Había dado casi media vuelta cuando vio la montaña. No estaba en el horizonte, sino más allá. Era un único pico de borde dentado que asomaba en la orilla del mundo, con las laderas escondidas como el cuerpo de un témpano de hielo bajo la línea del agua. Trató de calcular su tamaño, pero era imposible. Aun en un planeta de tan escasa gravedad, parecía increíble que pudiese haber una montaña semejante. ¿Jugarían los superseñores, se preguntó, en sus laderas, y se moverían como águilas alrededor de las inmensas estribaciones?
Y entonces, despacio, la montaña comenzó a cambiar. Cuando la había visto por primera vez, era de un oscuro color rojo, casi siniestro, con unas pocas débiles marcas cerca de la cúspide que Jan no pudo distinguir claramente. Estaba tratando de verlas mejor, cuando advirtió que se movían.

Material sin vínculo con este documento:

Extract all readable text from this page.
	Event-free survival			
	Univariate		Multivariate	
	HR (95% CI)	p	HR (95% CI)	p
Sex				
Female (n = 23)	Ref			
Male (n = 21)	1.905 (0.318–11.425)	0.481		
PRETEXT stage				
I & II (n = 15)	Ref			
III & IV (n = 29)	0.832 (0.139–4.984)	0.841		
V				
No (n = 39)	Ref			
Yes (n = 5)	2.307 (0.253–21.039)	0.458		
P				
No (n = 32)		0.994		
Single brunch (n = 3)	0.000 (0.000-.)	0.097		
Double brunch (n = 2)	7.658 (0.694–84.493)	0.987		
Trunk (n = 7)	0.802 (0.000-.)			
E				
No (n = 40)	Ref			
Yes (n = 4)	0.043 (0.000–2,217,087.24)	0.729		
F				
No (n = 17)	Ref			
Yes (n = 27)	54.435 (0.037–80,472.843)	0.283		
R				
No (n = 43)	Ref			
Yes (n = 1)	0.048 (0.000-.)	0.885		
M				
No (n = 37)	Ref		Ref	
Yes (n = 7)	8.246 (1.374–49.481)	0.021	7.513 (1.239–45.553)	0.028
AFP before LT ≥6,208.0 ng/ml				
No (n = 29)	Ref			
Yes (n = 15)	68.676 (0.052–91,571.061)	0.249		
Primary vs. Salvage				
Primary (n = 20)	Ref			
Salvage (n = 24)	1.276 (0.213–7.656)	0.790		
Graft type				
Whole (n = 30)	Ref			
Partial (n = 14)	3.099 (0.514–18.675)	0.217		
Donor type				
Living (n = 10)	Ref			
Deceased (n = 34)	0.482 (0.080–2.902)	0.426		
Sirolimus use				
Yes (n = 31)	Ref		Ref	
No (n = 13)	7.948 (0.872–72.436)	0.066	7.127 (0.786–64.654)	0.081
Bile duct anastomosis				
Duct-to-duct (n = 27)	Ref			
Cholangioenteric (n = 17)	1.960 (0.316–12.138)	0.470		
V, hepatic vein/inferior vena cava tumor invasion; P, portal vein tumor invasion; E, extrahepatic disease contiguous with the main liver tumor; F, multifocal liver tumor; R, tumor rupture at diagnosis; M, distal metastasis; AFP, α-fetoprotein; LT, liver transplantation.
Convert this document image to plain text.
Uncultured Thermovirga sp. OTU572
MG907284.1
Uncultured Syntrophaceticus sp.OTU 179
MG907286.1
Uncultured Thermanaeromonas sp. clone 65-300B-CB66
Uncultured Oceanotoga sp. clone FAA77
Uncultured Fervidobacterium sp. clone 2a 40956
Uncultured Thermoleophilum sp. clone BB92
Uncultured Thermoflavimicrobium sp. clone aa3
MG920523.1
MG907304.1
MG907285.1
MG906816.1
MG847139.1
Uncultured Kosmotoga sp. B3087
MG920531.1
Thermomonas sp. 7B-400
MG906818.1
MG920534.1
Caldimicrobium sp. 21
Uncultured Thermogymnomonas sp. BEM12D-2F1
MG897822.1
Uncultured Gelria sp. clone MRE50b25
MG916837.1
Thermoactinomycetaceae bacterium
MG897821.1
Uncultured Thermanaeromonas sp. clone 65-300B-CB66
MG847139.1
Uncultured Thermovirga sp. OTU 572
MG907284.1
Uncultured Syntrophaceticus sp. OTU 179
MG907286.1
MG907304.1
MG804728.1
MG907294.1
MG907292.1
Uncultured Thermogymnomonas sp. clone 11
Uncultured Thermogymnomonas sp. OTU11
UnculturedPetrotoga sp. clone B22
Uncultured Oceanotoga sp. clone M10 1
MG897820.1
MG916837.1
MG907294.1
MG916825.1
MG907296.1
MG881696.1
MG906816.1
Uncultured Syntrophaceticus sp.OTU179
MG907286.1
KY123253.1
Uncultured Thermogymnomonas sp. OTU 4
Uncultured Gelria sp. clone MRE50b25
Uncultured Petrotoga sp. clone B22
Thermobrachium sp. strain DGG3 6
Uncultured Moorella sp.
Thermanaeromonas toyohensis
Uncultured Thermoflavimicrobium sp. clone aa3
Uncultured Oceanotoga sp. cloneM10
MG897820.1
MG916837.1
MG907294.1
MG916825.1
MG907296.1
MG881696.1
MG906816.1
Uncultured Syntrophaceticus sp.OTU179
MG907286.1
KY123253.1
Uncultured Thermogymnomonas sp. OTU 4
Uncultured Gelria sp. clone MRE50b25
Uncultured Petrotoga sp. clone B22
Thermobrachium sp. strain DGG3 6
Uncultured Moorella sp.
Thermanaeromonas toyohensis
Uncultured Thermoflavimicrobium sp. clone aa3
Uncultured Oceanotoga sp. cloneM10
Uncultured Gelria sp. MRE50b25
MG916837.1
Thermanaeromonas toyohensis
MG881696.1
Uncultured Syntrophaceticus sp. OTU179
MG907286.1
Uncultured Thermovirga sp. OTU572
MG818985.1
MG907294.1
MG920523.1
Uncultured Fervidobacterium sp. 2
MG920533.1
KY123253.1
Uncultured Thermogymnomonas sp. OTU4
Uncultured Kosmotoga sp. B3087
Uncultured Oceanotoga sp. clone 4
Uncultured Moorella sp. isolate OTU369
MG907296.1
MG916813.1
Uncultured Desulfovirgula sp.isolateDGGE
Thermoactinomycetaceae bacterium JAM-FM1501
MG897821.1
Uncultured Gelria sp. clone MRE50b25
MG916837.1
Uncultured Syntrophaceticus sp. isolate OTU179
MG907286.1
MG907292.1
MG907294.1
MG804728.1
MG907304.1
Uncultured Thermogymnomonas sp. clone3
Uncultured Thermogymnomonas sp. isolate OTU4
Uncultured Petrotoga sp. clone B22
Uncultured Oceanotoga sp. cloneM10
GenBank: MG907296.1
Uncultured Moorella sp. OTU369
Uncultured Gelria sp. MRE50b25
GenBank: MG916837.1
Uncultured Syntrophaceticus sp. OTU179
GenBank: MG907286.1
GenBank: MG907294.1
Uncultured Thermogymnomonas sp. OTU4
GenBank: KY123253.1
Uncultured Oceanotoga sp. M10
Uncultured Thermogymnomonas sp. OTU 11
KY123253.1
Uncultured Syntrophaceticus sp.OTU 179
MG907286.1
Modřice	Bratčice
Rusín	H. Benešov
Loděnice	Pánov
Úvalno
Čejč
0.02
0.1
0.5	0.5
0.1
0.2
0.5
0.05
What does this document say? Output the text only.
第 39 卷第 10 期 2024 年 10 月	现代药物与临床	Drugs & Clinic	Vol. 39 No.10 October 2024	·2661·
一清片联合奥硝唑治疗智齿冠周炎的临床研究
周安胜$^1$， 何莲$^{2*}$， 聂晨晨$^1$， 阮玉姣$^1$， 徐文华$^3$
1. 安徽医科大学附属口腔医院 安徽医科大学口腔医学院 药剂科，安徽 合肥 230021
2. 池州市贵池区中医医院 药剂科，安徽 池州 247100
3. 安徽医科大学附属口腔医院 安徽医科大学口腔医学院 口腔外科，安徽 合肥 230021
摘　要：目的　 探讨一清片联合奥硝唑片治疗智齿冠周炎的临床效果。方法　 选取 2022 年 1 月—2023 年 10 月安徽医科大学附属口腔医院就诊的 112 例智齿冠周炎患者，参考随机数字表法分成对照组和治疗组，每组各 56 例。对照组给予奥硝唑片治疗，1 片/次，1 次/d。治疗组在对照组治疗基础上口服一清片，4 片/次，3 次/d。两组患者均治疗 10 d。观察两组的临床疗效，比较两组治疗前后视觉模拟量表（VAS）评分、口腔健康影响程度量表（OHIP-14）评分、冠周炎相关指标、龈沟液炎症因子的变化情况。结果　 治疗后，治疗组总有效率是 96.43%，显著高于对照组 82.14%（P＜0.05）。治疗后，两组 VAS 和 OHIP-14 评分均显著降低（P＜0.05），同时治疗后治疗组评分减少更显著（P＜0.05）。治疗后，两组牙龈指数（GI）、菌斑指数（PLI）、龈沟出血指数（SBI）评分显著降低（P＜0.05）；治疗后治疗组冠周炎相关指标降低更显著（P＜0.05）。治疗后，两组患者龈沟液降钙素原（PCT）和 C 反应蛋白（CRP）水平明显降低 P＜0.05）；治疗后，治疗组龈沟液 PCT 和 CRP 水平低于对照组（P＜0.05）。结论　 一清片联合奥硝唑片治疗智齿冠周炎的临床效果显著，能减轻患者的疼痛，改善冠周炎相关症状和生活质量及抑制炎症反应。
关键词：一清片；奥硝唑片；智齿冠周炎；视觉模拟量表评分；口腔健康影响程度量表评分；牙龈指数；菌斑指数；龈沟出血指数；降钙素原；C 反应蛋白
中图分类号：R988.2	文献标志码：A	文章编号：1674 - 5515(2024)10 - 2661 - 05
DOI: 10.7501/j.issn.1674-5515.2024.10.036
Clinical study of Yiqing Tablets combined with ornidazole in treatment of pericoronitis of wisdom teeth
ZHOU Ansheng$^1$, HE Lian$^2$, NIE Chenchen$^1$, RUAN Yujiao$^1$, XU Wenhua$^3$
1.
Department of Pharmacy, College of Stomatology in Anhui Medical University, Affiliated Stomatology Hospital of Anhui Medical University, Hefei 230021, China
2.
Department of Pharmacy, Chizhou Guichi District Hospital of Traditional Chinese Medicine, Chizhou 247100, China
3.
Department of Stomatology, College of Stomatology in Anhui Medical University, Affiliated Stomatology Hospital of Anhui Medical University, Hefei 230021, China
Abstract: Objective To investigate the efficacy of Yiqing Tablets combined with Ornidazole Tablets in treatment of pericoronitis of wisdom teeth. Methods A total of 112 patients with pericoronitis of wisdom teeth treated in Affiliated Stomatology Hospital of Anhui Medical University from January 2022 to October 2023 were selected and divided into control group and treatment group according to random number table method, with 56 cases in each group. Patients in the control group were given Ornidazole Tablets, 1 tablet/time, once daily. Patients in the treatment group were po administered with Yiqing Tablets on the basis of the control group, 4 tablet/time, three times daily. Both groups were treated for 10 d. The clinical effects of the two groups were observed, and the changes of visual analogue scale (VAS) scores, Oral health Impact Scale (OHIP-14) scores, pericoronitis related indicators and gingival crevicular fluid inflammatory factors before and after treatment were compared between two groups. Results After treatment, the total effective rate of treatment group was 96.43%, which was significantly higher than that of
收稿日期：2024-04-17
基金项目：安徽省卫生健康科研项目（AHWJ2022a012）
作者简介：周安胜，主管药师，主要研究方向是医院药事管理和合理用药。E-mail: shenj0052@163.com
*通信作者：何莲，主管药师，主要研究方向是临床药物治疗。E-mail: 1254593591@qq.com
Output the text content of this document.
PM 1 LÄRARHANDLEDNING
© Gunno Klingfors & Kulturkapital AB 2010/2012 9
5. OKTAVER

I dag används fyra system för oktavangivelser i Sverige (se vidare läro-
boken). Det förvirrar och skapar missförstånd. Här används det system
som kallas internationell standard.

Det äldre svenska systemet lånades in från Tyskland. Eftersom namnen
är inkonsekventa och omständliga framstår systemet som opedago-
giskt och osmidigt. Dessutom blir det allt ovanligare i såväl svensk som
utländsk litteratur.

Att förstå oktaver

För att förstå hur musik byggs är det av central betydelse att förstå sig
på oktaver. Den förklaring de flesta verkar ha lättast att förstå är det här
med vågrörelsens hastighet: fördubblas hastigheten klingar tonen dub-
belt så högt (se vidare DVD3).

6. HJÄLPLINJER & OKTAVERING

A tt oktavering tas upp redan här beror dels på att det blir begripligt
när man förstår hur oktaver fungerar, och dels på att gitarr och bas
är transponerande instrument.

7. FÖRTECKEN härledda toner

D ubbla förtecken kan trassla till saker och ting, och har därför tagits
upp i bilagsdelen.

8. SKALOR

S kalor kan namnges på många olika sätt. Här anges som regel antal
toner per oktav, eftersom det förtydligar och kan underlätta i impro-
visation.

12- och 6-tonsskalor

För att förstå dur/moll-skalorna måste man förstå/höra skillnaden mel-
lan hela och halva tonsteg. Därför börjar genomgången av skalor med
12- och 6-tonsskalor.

En un principio no pudo creerlo. Luego se obligó a sí mismo a recordar que todas sus preconcebidas ideas eran aquí totalmente inútiles; no tenía que permitir que la mente rechazara los mensajes enviados por los sentidos a las escondidas cámaras del cerebro. No tenía que tratar de entender; sólo tenía que observar. La comprensión llegaría más tarde, o no llegaría.
La montaña — pensaba todavía que era una montaña, pues no había otro término adecuado — parecía estar viva. Recordó aquel ojo monstruoso encerrado en su bóveda… pero no, era inconcebible. No era vida orgánica lo que estaba observando; no era tampoco, sospechó, la materia familiar.
El rojo sombrío estaba cambiando y era ahora de un tinte colérico. De pronto aparecieron unas rayas de vívido amarillo. Por un instante Jan pensó que estaba observando un volcán y unas corrientes de lava que bajaban por las laderas. Pero estas corrientes, como lo demostraban ciertas motas y chispas ocasionales, se movían hacia arriba.
Ahora algo más comenzaba a elevarse desde las nubes rojizas, en la base de la montaña. Era un enorme anillo, perfectamente horizontal y perfectamente redondo, y tenía el color de algo que Jan había dejado allá lejos, aunque los cielos de la Tierra no eran de un azul tan hermoso. En ninguna otra parte, en este mundo de los superseñores, había visto matices semejantes, y Jan sintió soledad y nostalgia ante esos colores.